恐怖的大漠 1.沙漠歼群匪(3)

              商队杀手汉姜·贝
  沙漠!
  从非洲西北海岸开始,除中间有少许短暂中断外,有一系列荒凉的不毛之地延伸到亚洲,直达兴安岭的山脊,它们一个比一个更令人畏惧。非洲大陆的大沙漠越过苏伊士湾进入阿拉伯的荒凉的平原,毗连着它的是波斯和阿富汗的光秃、贫瘠的大地,由此向上越过帕米尔和蒙古,并在那里形成令人胆寒的戈壁。
  从布朗角直至尼罗河谷的悬崖绝壁,从海边礁石直至苏丹的热雾腾腾的森林,撒哈拉沙漠延伸的面积要超过12万平方英里。它的划分是多种多样的。与尼罗河流域国家接界的利比亚沙漠向西跨越到真正的撒哈拉部分,对此诗人是这样描写的:
    延伸到有炙热阳光的地方,
    荒凉的哈马大沙漠,
    而在这热如火烧的沙堆中,
    连一根绿色的草茎也找不到……
  从这里开始,平坦的沙漠延伸到大西洋沿岸。阿拉伯人将它们区分为:住人的沙漠,不住人的沙漠;长有灌木丛的沙漠;有森林覆盖的沙漠;多石的沙漠;布满岩块的沙漠以及有移动沙丘的沙漠。
  关于撒哈拉沙漠是低于水平面的平原的看法是绝对错误的。沙漠更多的是高200到700公尺的高原,其地表并不是像人们以前一直认为的缺乏变化。

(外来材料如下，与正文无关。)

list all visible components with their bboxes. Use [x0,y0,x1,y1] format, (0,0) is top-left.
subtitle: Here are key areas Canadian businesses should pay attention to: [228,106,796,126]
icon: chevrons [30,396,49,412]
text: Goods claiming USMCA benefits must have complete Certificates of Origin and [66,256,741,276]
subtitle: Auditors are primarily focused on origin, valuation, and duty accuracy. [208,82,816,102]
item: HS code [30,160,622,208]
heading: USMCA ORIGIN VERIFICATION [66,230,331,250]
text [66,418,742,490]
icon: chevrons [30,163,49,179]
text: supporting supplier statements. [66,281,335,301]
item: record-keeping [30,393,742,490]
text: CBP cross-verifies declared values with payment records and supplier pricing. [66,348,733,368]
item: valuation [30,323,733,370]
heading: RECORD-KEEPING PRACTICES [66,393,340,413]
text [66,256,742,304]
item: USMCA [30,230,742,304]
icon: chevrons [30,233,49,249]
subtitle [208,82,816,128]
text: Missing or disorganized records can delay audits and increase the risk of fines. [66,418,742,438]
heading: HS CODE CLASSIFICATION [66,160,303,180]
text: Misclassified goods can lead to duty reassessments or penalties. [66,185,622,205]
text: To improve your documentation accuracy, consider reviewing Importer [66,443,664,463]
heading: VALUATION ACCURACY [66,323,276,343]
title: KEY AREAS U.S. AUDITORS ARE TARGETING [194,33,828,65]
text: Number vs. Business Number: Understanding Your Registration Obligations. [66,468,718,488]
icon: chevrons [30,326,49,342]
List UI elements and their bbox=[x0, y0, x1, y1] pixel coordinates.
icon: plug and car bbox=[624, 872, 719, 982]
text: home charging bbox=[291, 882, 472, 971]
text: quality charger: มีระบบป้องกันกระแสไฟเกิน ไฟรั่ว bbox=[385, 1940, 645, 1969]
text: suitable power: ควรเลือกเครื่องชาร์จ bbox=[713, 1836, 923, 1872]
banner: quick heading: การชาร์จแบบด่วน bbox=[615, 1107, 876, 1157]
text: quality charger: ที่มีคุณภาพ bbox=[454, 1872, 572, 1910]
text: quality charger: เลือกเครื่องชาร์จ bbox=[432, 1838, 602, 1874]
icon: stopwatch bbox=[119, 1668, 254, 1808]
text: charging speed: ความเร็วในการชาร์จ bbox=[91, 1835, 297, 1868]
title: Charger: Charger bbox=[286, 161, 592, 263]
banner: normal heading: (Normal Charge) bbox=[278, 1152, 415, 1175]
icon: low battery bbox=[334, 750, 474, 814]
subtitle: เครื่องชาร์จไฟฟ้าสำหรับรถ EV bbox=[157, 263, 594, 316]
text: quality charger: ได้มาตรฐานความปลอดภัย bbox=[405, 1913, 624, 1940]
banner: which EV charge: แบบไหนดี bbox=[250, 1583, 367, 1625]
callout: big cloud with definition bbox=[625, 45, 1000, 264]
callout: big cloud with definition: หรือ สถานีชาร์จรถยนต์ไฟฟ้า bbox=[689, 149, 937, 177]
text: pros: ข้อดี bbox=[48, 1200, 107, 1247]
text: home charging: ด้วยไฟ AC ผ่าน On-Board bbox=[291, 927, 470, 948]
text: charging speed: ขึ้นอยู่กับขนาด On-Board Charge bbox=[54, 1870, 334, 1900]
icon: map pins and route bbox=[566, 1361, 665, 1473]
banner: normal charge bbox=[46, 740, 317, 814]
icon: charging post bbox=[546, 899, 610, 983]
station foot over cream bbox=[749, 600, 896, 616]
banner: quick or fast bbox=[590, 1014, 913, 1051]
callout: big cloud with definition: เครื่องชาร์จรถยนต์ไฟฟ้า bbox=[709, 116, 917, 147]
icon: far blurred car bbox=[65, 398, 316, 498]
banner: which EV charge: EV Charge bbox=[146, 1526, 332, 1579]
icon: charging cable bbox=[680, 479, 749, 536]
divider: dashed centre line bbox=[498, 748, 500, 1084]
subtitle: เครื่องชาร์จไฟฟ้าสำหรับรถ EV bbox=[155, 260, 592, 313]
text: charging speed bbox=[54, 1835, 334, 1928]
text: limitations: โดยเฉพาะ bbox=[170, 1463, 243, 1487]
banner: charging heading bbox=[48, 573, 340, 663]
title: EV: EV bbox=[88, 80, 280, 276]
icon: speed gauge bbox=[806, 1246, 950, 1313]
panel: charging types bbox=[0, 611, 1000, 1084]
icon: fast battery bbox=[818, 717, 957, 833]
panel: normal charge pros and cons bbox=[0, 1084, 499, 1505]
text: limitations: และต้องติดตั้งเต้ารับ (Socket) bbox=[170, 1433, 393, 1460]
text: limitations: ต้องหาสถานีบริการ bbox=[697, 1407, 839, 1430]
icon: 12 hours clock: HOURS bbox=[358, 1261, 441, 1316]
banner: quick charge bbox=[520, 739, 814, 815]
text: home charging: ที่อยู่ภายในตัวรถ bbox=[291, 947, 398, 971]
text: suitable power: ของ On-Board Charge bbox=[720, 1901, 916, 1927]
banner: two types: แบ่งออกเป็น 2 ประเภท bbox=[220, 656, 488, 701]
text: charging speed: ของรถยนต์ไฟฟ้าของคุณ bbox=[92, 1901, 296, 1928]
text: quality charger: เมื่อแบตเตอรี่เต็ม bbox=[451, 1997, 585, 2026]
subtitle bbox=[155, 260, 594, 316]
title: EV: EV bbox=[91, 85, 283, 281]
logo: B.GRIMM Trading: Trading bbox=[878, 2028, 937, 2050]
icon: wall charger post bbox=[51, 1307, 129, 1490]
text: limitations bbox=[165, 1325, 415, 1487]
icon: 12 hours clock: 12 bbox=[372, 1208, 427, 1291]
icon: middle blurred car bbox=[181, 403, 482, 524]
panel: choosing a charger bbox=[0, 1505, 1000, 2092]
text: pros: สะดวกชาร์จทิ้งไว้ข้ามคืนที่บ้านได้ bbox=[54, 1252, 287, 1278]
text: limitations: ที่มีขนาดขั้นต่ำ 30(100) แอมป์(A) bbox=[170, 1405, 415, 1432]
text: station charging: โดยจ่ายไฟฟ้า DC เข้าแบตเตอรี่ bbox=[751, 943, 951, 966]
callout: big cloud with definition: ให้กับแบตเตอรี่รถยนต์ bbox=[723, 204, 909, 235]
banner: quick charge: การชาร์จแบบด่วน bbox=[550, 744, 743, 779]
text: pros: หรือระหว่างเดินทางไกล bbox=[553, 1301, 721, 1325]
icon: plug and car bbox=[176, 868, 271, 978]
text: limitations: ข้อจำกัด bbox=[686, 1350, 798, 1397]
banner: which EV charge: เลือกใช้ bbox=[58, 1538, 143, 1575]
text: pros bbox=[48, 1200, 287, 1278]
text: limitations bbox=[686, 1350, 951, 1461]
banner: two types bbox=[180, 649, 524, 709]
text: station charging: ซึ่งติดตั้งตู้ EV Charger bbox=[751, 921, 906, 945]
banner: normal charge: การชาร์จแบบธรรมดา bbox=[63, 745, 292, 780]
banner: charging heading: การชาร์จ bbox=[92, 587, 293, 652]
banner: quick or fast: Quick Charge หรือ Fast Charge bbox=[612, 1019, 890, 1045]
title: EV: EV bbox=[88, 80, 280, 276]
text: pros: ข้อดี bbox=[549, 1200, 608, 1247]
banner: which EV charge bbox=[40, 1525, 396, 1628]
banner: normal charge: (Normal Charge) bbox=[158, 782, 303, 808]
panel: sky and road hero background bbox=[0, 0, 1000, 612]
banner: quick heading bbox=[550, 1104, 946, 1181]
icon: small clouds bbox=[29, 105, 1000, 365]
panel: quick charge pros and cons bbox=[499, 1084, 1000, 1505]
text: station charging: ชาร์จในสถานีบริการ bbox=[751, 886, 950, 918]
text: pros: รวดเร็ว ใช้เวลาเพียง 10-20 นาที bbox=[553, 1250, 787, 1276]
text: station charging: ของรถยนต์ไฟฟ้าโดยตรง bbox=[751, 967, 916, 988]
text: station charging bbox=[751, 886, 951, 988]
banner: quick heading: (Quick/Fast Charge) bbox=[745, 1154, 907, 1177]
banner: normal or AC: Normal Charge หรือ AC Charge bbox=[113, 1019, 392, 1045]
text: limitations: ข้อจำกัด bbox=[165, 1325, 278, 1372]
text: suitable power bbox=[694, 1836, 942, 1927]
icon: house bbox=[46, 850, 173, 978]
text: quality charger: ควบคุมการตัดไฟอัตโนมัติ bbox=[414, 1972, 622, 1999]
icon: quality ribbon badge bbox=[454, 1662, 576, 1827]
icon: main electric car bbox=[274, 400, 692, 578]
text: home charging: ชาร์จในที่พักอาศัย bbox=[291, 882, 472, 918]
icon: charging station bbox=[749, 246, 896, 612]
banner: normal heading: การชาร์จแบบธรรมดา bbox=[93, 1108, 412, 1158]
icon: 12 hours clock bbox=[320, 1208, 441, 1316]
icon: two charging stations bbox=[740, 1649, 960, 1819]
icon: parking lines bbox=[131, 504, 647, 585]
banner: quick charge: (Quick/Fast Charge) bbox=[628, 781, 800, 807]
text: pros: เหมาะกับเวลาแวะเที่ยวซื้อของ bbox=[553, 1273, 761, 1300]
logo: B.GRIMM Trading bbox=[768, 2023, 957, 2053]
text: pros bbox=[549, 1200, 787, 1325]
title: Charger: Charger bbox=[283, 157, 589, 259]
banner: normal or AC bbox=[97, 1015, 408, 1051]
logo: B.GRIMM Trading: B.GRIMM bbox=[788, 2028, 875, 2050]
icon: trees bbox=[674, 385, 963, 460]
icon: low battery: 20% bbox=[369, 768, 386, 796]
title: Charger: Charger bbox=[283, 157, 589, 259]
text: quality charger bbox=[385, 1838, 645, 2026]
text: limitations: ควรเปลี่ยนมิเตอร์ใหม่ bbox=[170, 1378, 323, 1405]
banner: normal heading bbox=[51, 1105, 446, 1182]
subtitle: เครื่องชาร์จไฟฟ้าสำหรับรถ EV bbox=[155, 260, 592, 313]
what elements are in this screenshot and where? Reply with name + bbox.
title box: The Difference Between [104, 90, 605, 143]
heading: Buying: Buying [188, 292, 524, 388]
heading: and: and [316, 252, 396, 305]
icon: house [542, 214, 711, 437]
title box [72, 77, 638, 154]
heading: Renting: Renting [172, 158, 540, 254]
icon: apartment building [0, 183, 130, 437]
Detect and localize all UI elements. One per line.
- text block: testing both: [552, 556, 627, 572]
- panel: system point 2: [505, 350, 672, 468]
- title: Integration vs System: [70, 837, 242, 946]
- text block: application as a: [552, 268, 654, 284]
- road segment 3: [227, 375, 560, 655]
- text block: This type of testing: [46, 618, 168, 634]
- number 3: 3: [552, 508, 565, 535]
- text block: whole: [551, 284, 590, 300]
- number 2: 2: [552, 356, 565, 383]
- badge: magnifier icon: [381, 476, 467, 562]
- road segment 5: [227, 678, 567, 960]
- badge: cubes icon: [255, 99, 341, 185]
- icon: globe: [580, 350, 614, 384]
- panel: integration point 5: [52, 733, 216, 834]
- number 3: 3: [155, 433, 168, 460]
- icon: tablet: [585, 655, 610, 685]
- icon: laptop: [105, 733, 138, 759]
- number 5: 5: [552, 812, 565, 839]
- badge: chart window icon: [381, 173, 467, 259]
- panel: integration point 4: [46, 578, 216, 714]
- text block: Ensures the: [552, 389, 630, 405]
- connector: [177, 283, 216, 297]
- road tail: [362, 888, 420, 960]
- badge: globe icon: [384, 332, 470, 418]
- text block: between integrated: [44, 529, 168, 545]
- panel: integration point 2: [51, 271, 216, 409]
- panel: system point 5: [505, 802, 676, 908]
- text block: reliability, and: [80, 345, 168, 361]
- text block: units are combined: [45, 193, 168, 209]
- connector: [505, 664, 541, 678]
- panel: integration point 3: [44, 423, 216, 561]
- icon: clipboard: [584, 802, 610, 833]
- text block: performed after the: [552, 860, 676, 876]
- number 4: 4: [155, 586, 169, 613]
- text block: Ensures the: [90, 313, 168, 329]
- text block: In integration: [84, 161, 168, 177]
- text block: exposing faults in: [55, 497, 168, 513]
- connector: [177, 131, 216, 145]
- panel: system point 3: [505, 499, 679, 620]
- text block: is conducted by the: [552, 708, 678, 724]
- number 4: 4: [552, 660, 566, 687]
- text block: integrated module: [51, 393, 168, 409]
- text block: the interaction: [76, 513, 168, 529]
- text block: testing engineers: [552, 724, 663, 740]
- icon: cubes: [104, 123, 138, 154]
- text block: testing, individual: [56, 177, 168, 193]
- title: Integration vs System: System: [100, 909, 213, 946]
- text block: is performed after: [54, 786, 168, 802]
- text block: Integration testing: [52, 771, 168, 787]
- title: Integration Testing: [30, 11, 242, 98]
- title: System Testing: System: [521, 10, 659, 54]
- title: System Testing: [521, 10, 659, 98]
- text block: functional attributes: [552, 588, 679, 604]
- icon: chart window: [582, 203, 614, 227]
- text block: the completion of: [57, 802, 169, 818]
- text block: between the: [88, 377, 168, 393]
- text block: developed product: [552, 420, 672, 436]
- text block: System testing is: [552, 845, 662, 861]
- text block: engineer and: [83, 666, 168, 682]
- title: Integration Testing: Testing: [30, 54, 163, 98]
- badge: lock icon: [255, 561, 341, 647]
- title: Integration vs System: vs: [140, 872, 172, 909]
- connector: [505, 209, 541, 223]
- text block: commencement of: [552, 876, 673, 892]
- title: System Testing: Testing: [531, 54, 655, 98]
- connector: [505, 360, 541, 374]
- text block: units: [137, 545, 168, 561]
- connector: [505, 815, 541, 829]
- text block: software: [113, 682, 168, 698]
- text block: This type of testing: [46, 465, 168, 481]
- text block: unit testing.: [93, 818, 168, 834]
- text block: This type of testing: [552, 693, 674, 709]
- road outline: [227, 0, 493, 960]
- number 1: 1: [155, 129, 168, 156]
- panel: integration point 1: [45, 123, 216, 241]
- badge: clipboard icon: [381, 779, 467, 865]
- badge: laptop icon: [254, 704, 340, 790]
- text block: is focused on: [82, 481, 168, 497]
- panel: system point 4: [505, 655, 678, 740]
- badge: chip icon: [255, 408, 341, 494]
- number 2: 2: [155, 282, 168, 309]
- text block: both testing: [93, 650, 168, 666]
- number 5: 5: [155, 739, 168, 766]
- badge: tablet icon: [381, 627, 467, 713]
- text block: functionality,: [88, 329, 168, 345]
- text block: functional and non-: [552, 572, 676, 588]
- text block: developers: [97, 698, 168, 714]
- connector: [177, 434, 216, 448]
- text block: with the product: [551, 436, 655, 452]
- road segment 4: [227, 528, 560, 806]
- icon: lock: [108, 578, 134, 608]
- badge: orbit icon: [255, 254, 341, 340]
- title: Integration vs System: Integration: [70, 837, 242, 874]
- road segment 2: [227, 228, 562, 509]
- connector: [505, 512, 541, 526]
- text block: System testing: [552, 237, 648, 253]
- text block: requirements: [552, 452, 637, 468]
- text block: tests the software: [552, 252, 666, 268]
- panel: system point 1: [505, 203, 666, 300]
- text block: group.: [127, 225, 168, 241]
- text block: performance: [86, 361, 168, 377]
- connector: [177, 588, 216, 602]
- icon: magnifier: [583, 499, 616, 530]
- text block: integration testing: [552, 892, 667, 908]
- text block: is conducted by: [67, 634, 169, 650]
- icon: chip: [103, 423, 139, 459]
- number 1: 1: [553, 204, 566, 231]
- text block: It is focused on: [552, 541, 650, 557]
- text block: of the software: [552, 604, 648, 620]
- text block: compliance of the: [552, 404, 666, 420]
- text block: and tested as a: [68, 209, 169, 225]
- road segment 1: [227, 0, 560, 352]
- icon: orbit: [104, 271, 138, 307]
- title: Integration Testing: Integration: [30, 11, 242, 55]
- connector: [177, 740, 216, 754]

  最后所说的特别适用于东部真正的撒哈拉,它显示给旅游者的要比西部的岩块沙漠可爱得多。这里是沙漠恐怖景象和可怕的流沙的发生地点;流沙被风堆积成向前移动的波浪,缓慢地移过沙漠——因此得名萨赫勒,亦即移动的沙海。沙地的这种移动性自然对植物的生长是十分不利的,而且再加上非常缺乏泉源和井水,没有水源是不可能生成绿洲的。贫瘠的沙地能养活很少一些无价值的盐碱地植物,最多再有些细瘦的麝香草,几棵蓟草,以及一些带刺的含羞草。虽然诗人宣称:“狮子为沙漠之王”,但狮子却不漫步穿越炙热的沙海。只有蛇、蝎子和大量跳蚤在这火热的土地上可舒适地存在,甚至于跟着沙漠商队进到沙漠内一段路的苍蝇也会很快在途中死亡。然而人类自然敢于进入炙热的阳光下,并抵抗着从各个方面威胁着他们的危险。当然,他们的描述常常是夸张的,可是仍然经常有足够多的事物会败坏对一次沙漠之旅的向往,而在移动沙海中牺牲的人比在有富裕水源的真正撒哈拉沙漠要多。在那里以使人感到厌恶的姿态并列或相叠地躺着已于透的人和兽类的尸体,有一个人还在已无肉的手中紧握着空水管;另一个像是发疯地翻掘着自己身下的地面为了获得一些凉意;第三个已干瘪的尸体坐在他的已变白的骆驼的残骸上,头巾还在光秃的骷髅上;第四个跪在地上,朝东方面向麦加,而手臂则交叉放在胸前,他的最后思想如虔诚的穆斯林应做的那样,是寻找真主及其先知。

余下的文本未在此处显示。